Lots of retailers pay lip service to the idea of their employees as valuable assets and brand ambassadors, but it’s the rare company that actually embeds this concept into the physical design of its stores. WellBiz Brands, a portfolio company consisting of three wellness brands with a total of 600+ locations and 235,000 members, takes the employee experience as seriously as the customer experience — even down to the design of the employee break rooms at its Elements Massage, Amazing Lash Studio and Fitness Together locations.
The company has reaped major benefits from the strategy: 28% comp growth over the past two years for Amazing Lash Studio, and 24% comp growth for Elements Massage, both of which have placed in the Inc. 5000 list of America’s Fastest-Growing Companies.
Jeremy Morgan, recently named CEO of WellBiz Brands following a stint as CEO of Elements Massage, reveals why making these franchise locations “fantastic places to work” is critical to the company’s success.
Retail TouchPoints (RTP): Why does WellBizBrands put so much effort into its employees’ experiences?
Jeremy Morgan: In all three of our businesses, the product we’re offering is the person delivering the service. We know we’re only as good as the people in our studios, whether they are putting on eyelashes, giving a customer a massage or being a personal trainer. This is skilled labor — people who have gone to school for these skills — so we spend a lot of time designing the right compensation models and figuring out how to make Elements Massage and Amazing Lashes great places to work. Most of these people can find a job across the street in an afternoon’s time, so we had better give them a reason to stay. It pays off: all of our top 10 studios are in our top 15 in terms of employee retention. They really work at it: employee retention is a strategy, not an outcome.
RTP: What are some other ways the WellBiz Brands companies invest in their employees?
Morgan: One of the key insights we’ve learned is around the physical locations. Studios typically have been designed around the consumer experience, but there’s been little attention paid to the employee experience. We spend a lot of time on what the break rooms look like, and also on making the stylist rooms comfortable. This isn’t about sacrificing in terms of the consumer experience — it just requires being more thoughtful about design. There’s more comfortable seating and the break room has as modern a look as the lobby.
We’ve also gotten creative and efficient around the space we allocate. In a 2,000-square-foot space, we might have a seven-studio layout where there used to be an eight-studio layout, and we use the extra space for the employees. Making these kinds of design choices can work well for growing brands; they should make sure their newer ‘boxes’ are aligned with these trends. All of these things contribute to people being excited about coming to work, and being excited about the work itself.
RTP: As a franchise operation, you’re not directly employing the stylists and massage therapists. What can you do to make sure these ideas are carried out throughout the whole organization?

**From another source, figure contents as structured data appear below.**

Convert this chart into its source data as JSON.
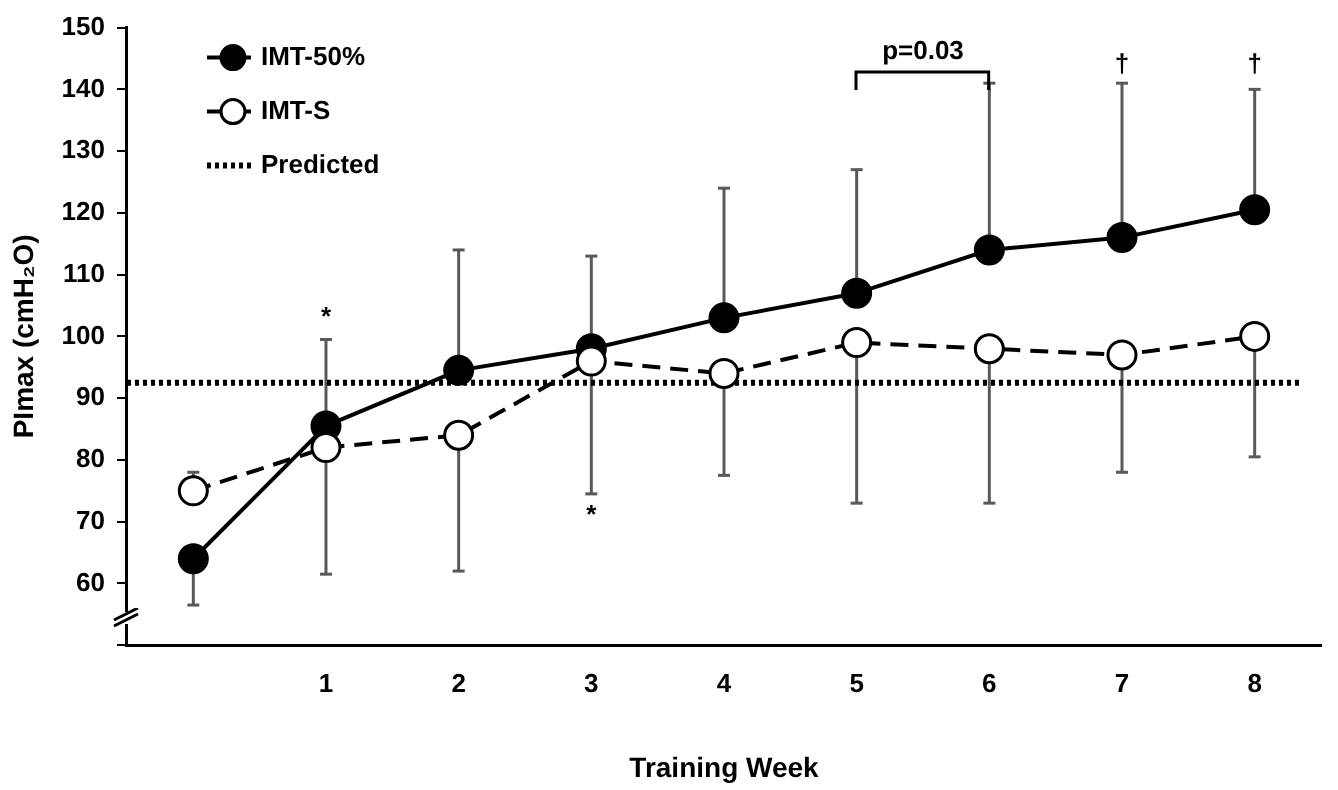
{
  "chart_data": {
    "type": "line",
    "xlabel": "Training Week",
    "ylabel": "PImax (cmH₂O)",
    "categories": [
      null,
      "1",
      "2",
      "3",
      "4",
      "5",
      "6",
      "7",
      "8"
    ],
    "ylim": [
      50,
      150
    ],
    "yticks": [
      {
        "value": 50,
        "label": null
      },
      60,
      70,
      80,
      90,
      100,
      110,
      120,
      130,
      140,
      150
    ],
    "grid": false,
    "legend": "top left",
    "marker": "circle",
    "series": [
      {
        "name": "IMT-50%",
        "color": "#000000",
        "line_style": "solid",
        "values": [
          64,
          85.5,
          94.5,
          98,
          103,
          107,
          114,
          116,
          120.5
        ],
        "errors": [
          [
            56.5,
            64
          ],
          [
            85.5,
            99.5
          ],
          [
            94.5,
            114
          ],
          [
            98,
            113
          ],
          [
            103,
            124
          ],
          [
            107,
            127
          ],
          [
            114,
            141
          ],
          [
            116,
            141
          ],
          [
            120.5,
            140
          ]
        ]
      },
      {
        "name": "IMT-S",
        "color": "#000000",
        "line_style": "dashed",
        "values": [
          75,
          82,
          84,
          96,
          94,
          99,
          98,
          97,
          100
        ],
        "errors": [
          [
            75,
            78
          ],
          [
            61.5,
            82
          ],
          [
            62,
            84
          ],
          [
            74.5,
            96
          ],
          [
            77.5,
            94
          ],
          [
            73,
            99
          ],
          [
            73,
            98
          ],
          [
            78,
            97
          ],
          [
            80.5,
            100
          ]
        ]
      }
    ],
    "ref_lines": [
      {
        "axis": "y",
        "value": 92.5,
        "label": "Predicted",
        "color": "#000000",
        "line_style": "dotted"
      }
    ],
    "annotations": [
      "*",
      "*",
      "p=0.03",
      "†",
      "†"
    ]
  }
}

Morgan: You’re right, they are employees of the local independent business owner. But we give those owners the tools that show them how to recruit people, how to build a pipeline, how to understand the market and the compensation rates in their area. They had better ensure that they are in the top half [of compensation] for their area, because we know that the compensation is the primary reason people go to work. But at the same time, it’s about building the right culture and building the right career path for people.
In retail, people often think of these as just entry-level jobs. We work with the employees to chart out a career path from the day they join. People have different goals and different things they are looking for, and we work with the managers/employers to help them get there. There are regular check-ins with the employee. This is different from a performance review; it’s more of a career path review. Hopefully the job they are doing today will help them build skill sets that will inform their entire career.
RTP: What have been some of the biggest trends in the wellness/beauty category, and how do they affect your outlook for the remainder of 2019?
Morgan: These are two industries with a lot of good winds at their back. They are very experiential categories, which are receiving increased interest from consumers, particularly the Millennial and Gen X demographics. They see the value in treating themselves and treating their bodies appropriately; they are willing to spend money on getting experiences for themselves versus buying things.
I think this trend really started with the move to fitness, and the whole gym industry that started in the 1980s and came into its own in the 1990s. Our grandparents didn’t go to the gym, but people today feel that if they look good and feel good about themselves, it’s good for their overall well-being.
Additionally, we see continued momentum in terms of the membership business model that started in the fitness world. Even though it’s still in early innings, it seems to be really strong. I think the numbers will work well even if we are going into a more turbulent economy. If companies can get people under contract, they will have a lot better chance of weathering the storm.
RTP: Elements Massage introduced the use of CBD products in May. What has been the impact so far?
Morgan: Overall it’s been an explosive growth category, and we pride ourselves on trying to stay in front of these types of trends. Approximately 5% of the Elements Massage services have a CBD add-on at the participating studios. There are certainly some tricky legal hurdles in terms of local and state regulations, but fundamentally I think CBD has been an accelerator in the wellness space. They help people sleep and are used for treating a number of different ailments, and at Elements Massage we are all about treating people therapeutically. It’s great for people who are looking for the kind of 60- to 90-minute respite that we can provide.